For a buyer, seller financing is easier to qualify for than a traditional loan. Plus, the interest rate might be better, and if the seller is the only lender, closing costs will be lower, since there will be no bank application fees or mortgage insurance required. Buyers should get several appraisals of the property to make sure they are not overpaying, as well as an inspection of the home and (as with any home purchase) a title search. The mortgage should be recorded with the county clerk’s office, even though this may mean paying a mortgage tax, typically 1% to 2% of the loan. The mortgage must be secured by the home in order for the buyer to deduct the interest.

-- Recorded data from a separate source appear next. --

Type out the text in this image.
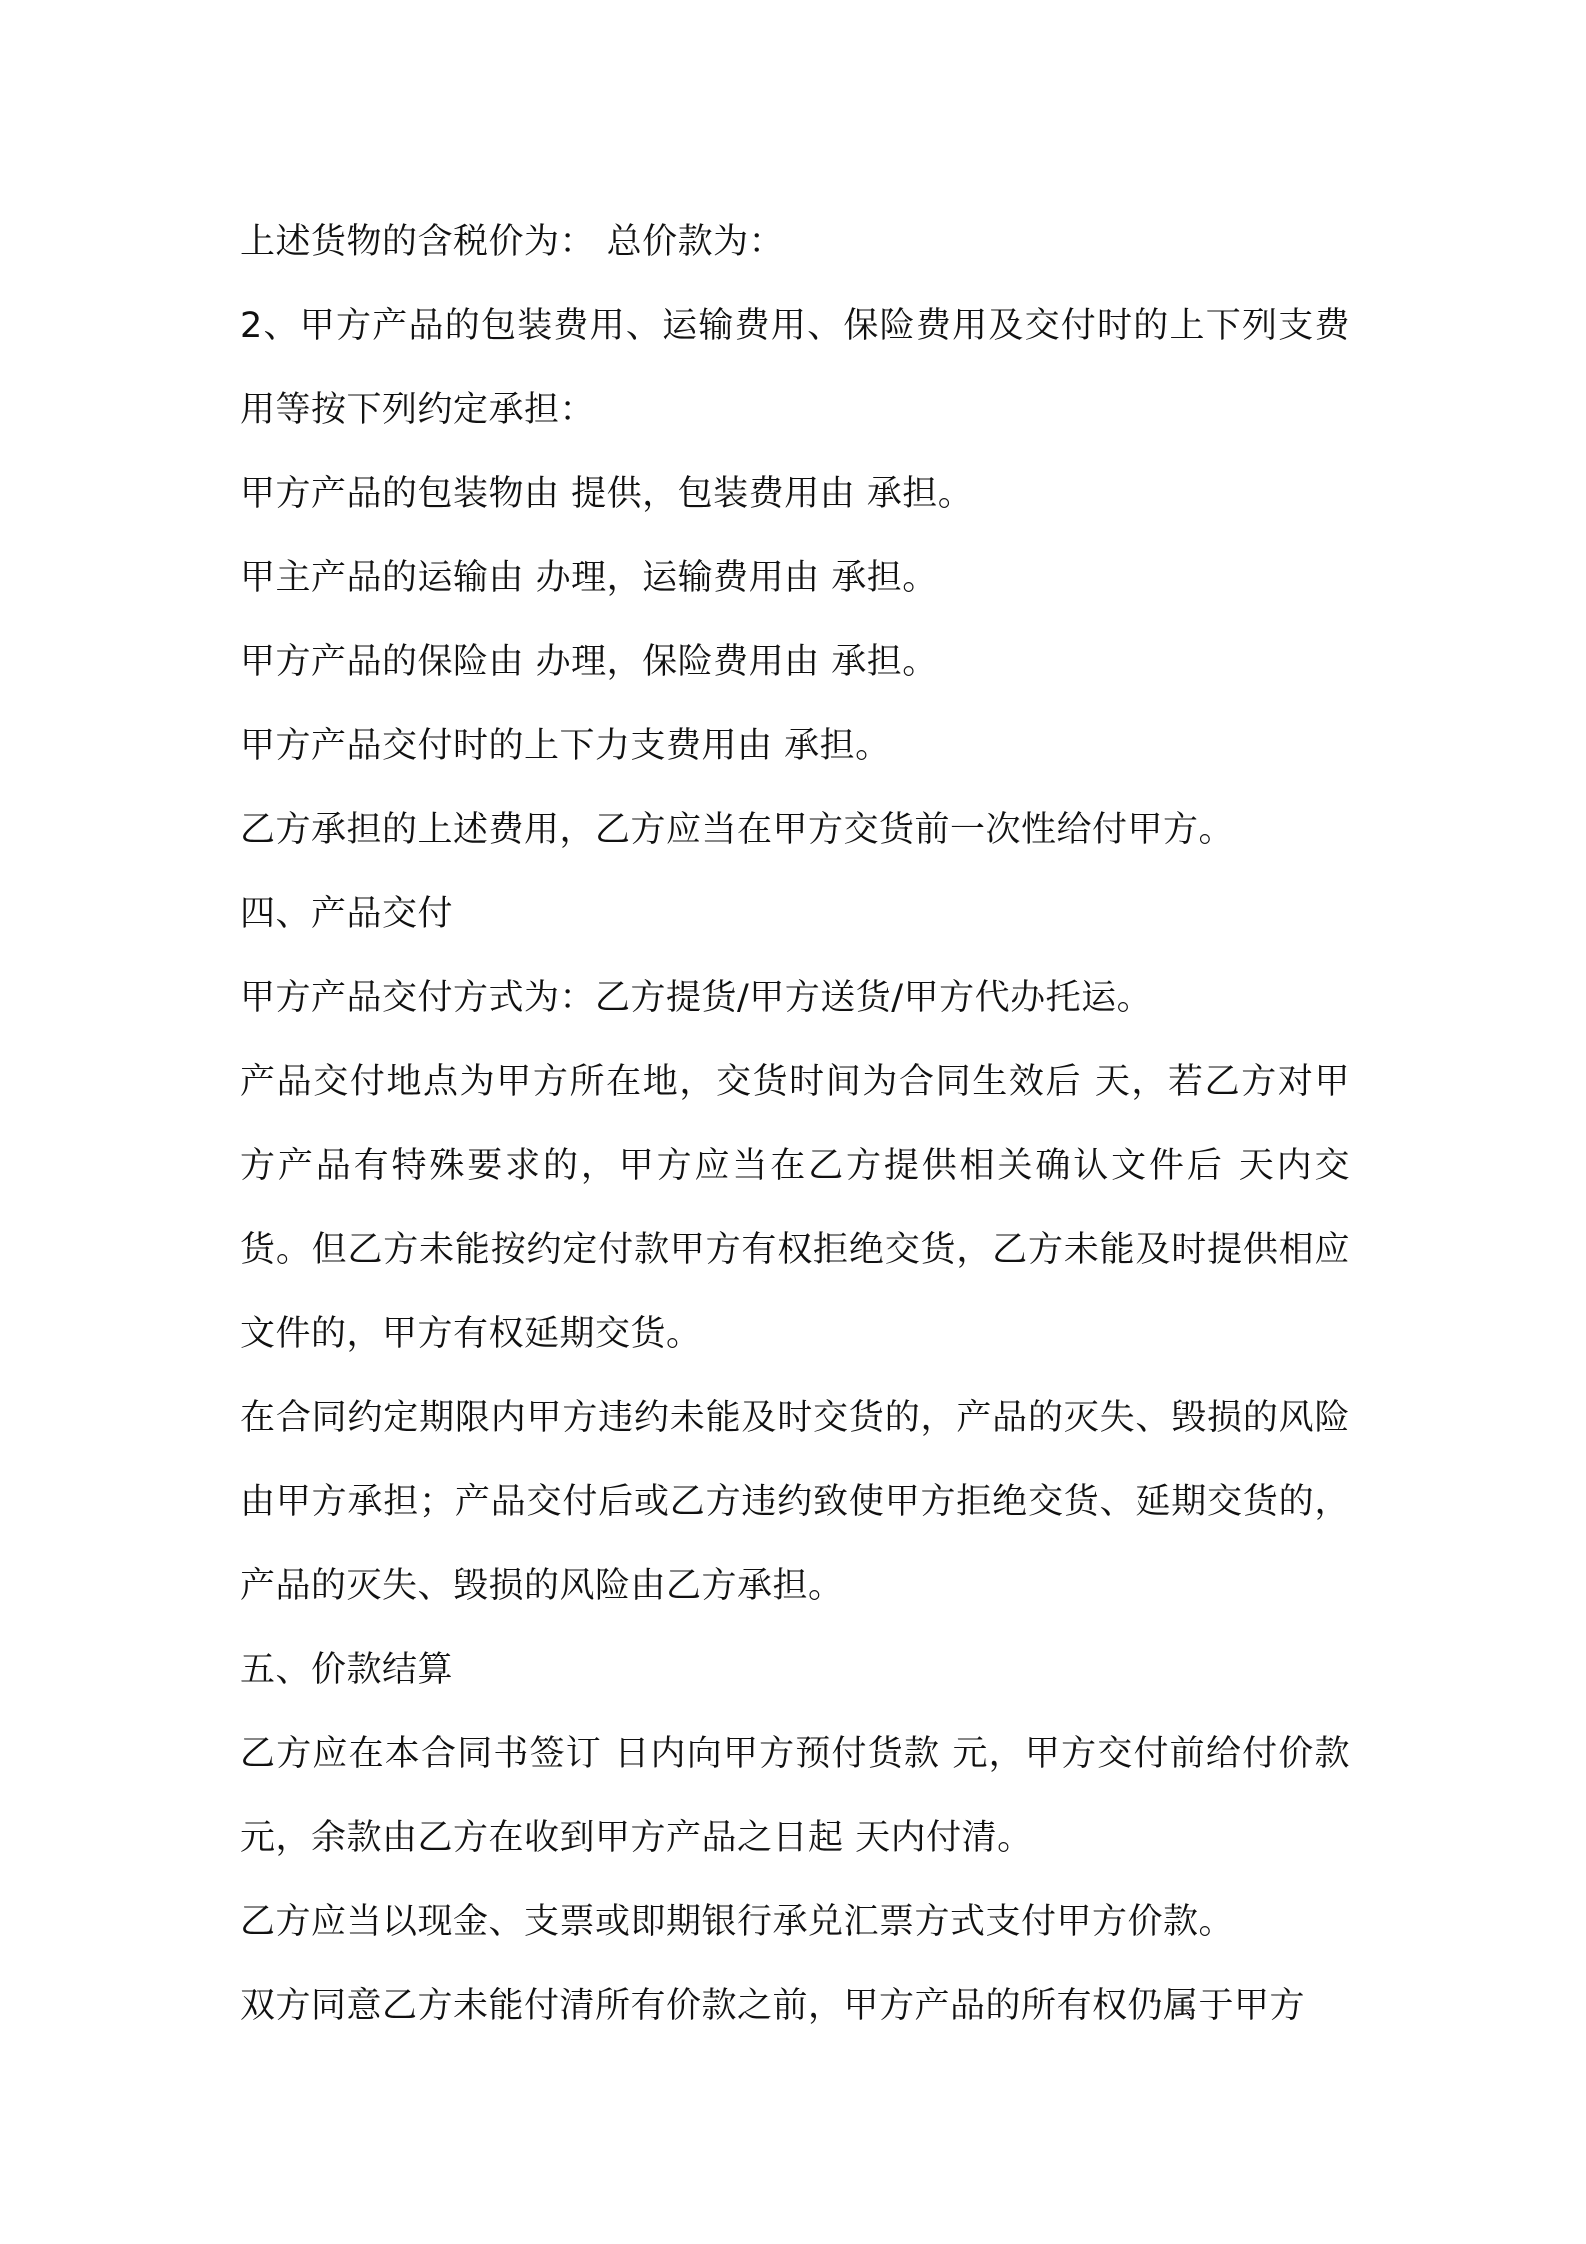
上述货物的含税价为： 总价款为：

2、甲方产品的包装费用、运输费用、保险费用及交付时的上下列支费用等按下列约定承担：

甲方产品的包装物由 提供，包装费用由 承担。

甲主产品的运输由 办理，运输费用由 承担。

甲方产品的保险由 办理，保险费用由 承担。

甲方产品交付时的上下力支费用由 承担。

乙方承担的上述费用，乙方应当在甲方交货前一次性给付甲方。

四、产品交付

甲方产品交付方式为：乙方提货/甲方送货/甲方代办托运。

产品交付地点为甲方所在地，交货时间为合同生效后 天，若乙方对甲方产品有特殊要求的，甲方应当在乙方提供相关确认文件后 天内交货。但乙方未能按约定付款甲方有权拒绝交货，乙方未能及时提供相应文件的，甲方有权延期交货。

在合同约定期限内甲方违约未能及时交货的，产品的灭失、毁损的风险由甲方承担；产品交付后或乙方违约致使甲方拒绝交货、延期交货的，产品的灭失、毁损的风险由乙方承担。

五、价款结算

乙方应在本合同书签订 日内向甲方预付货款 元，甲方交付前给付价款 元，余款由乙方在收到甲方产品之日起 天内付清。

乙方应当以现金、支票或即期银行承兑汇票方式支付甲方价款。

双方同意乙方未能付清所有价款之前，甲方产品的所有权仍属于甲方
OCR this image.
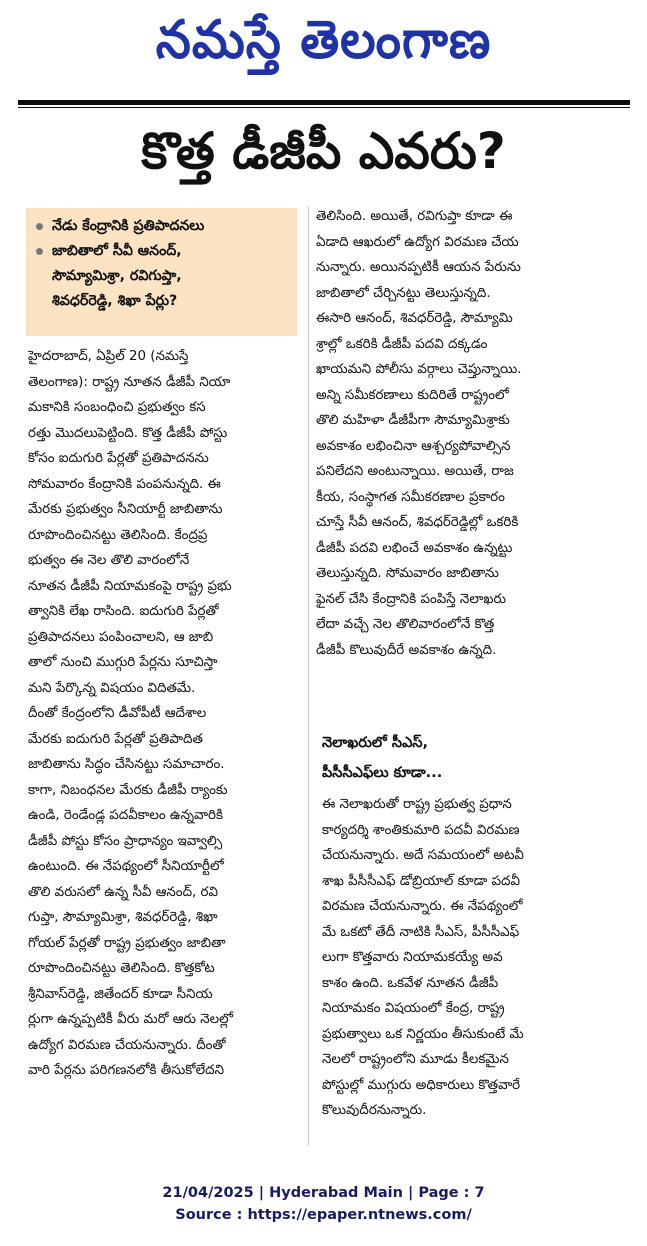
నమస్తే తెలంగాణ
కొత్త డీజీపీ ఎవరు?
నేడు కేంద్రానికి ప్రతిపాదనలు
జాబితాలో సీవీ ఆనంద్,
సౌమ్యామిశ్రా, రవిగుప్తా,
శివధర్‌రెడ్డి, శిఖా పేర్లు?
హైదరాబాద్, ఏప్రిల్ 20 (నమస్తే
తెలంగాణ): రాష్ట్ర నూతన డీజీపీ నియా
మకానికి సంబంధించి ప్రభుత్వం కస
రత్తు మొదలుపెట్టింది. కొత్త డీజీపీ పోస్టు
కోసం ఐదుగురి పేర్లతో ప్రతిపాదనను
సోమవారం కేంద్రానికి పంపనున్నది. ఈ
మేరకు ప్రభుత్వం సీనియార్టీ జాబితాను
రూపొందించినట్టు తెలిసింది. కేంద్రప్ర
భుత్వం ఈ నెల తొలి వారంలోనే
నూతన డీజీపీ నియామకంపై రాష్ట్ర ప్రభు
త్వానికి లేఖ రాసింది. ఐదుగురి పేర్లతో
ప్రతిపాదనలు పంపించాలని, ఆ జాబి
తాలో నుంచి ముగ్గురి పేర్లను సూచిస్తా
మని పేర్కొన్న విషయం విదితమే.
దీంతో కేంద్రంలోని డీవోపీటీ ఆదేశాల
మేరకు ఐదుగురి పేర్లతో ప్రతిపాదిత
జాబితాను సిద్ధం చేసినట్టు సమాచారం.
కాగా, నిబంధనల మేరకు డీజీపీ ర్యాంకు
ఉండి, రెండేండ్ల పదవీకాలం ఉన్నవారికి
డీజీపీ పోస్టు కోసం ప్రాధాన్యం ఇవ్వాల్సి
ఉంటుంది. ఈ నేపథ్యంలో సీనియార్టీలో
తొలి వరుసలో ఉన్న సీవీ ఆనంద్, రవి
గుప్తా, సౌమ్యామిశ్రా, శివధర్‌రెడ్డి, శిఖా
గోయల్ పేర్లతో రాష్ట్ర ప్రభుత్వం జాబితా
రూపొందించినట్టు తెలిసింది. కొత్తకోట
శ్రీనివాస్‌రెడ్డి, జితేందర్ కూడా సీనియ
ర్లుగా ఉన్నప్పటికీ వీరు మరో ఆరు నెలల్లో
ఉద్యోగ విరమణ చేయనున్నారు. దీంతో
వారి పేర్లను పరిగణనలోకి తీసుకోలేదని
తెలిసింది. అయితే, రవిగుప్తా కూడా ఈ
ఏడాది ఆఖరులో ఉద్యోగ విరమణ చేయ
నున్నారు. అయినప్పటికీ ఆయన పేరును
జాబితాలో చేర్చినట్టు తెలుస్తున్నది.
ఈసారి ఆనంద్, శివధర్‌రెడ్డి, సౌమ్యామి
శ్రాల్లో ఒకరికి డీజీపీ పదవి దక్కడం
ఖాయమని పోలీసు వర్గాలు చెప్తున్నాయి.
అన్ని సమీకరణాలు కుదిరితే రాష్ట్రంలో
తొలి మహిళా డీజీపీగా సౌమ్యామిశ్రాకు
అవకాశం లభించినా ఆశ్చర్యపోవాల్సిన
పనిలేదని అంటున్నాయి. అయితే, రాజ
కీయ, సంస్థాగత సమీకరణాల ప్రకారం
చూస్తే సీవీ ఆనంద్, శివధర్‌రెడ్డిల్లో ఒకరికి
డీజీపీ పదవి లభించే అవకాశం ఉన్నట్టు
తెలుస్తున్నది. సోమవారం జాబితాను
ఫైనల్ చేసి కేంద్రానికి పంపిస్తే నెలాఖరు
లేదా వచ్చే నెల తొలివారంలోనే కొత్త
డీజీపీ కొలువుదీరే అవకాశం ఉన్నది.
నెలాఖరులో సీఎస్,
పీసీసీఎఫ్‌లు కూడా...
ఈ నెలాఖరుతో రాష్ట్ర ప్రభుత్వ ప్రధాన
కార్యదర్శి శాంతికుమారి పదవీ విరమణ
చేయనున్నారు. అదే సమయంలో అటవీ
శాఖ పీసీసీఎఫ్ డోబ్రియాల్ కూడా పదవీ
విరమణ చేయనున్నారు. ఈ నేపథ్యంలో
మే ఒకటో తేదీ నాటికి సీఎస్, పీసీసీఎఫ్
లుగా కొత్తవారు నియామకయ్యే అవ
కాశం ఉంది. ఒకవేళ నూతన డీజీపీ
నియామకం విషయంలో కేంద్ర, రాష్ట్ర
ప్రభుత్వాలు ఒక నిర్ణయం తీసుకుంటే మే
నెలలో రాష్ట్రంలోని మూడు కీలకమైన
పోస్టుల్లో ముగ్గురు అధికారులు కొత్తవారే
కొలువుదీరనున్నారు.
21/04/2025 | Hyderabad Main | Page : 7
Source : https://epaper.ntnews.com/
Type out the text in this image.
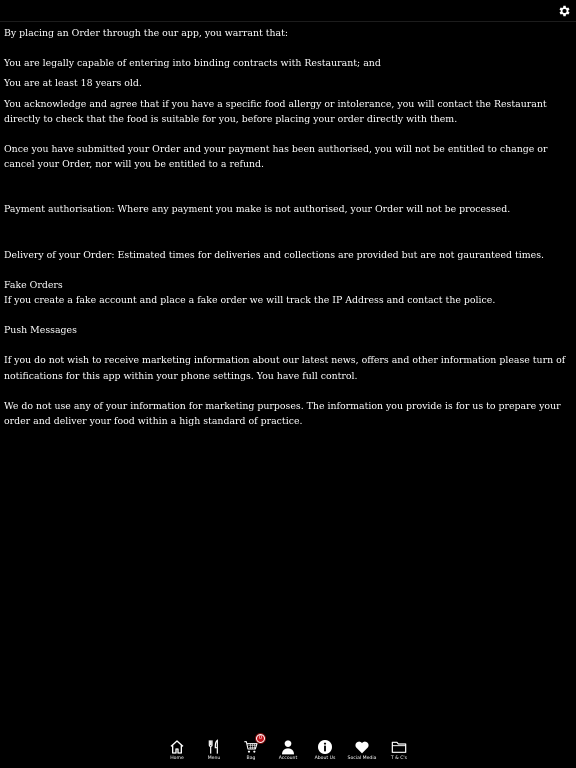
By placing an Order through the our app, you warrant that:

You are legally capable of entering into binding contracts with Restaurant; and

You are at least 18 years old.

You acknowledge and agree that if you have a specific food allergy or intolerance, you will contact the Restaurant directly to check that the food is suitable for you, before placing your order directly with them.

Once you have submitted your Order and your payment has been authorised, you will not be entitled to change or cancel your Order, nor will you be entitled to a refund.

Payment authorisation: Where any payment you make is not authorised, your Order will not be processed.

Delivery of your Order: Estimated times for deliveries and collections are provided but are not gauranteed times.

Fake Orders

If you create a fake account and place a fake order we will track the IP Address and contact the police.

Push Messages

If you do not wish to receive marketing information about our latest news, offers and other information please turn of notifications for this app within your phone settings. You have full control.

We do not use any of your information for marketing purposes. The information you provide is for us to prepare your order and deliver your food within a high standard of practice.

Home	Menu
0
Bag	Account	About Us	Social Media	T & C's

The taxman considers seller financing as an installment sale if the sale of a property is at a gain where at least one payment is to be received after the tax year in which the sale occurs. In this case the seller should first figure out how much of his profit is taxable (after the exemption of up to $500,000, if he’s eligible) and then include as a capital gain each year an appropriate fraction of his principal payments. Do think about the possibility that capital gain tax rates will go up before the note is paid off, warns Osofsky.

Protect Thyself

–Verify buyer’s income with his employer.

–Ask for signed personal financial statements and copies of signed tax returns. Require that documents be sent to you directly from the buyer’s certified public accountant.

–Be named as “loss payee” on the buyer’s homeowners insurance policy, so if there’s a catastrophic loss, your financial interest is protected.

–Require verification that real estate taxes are paid each year.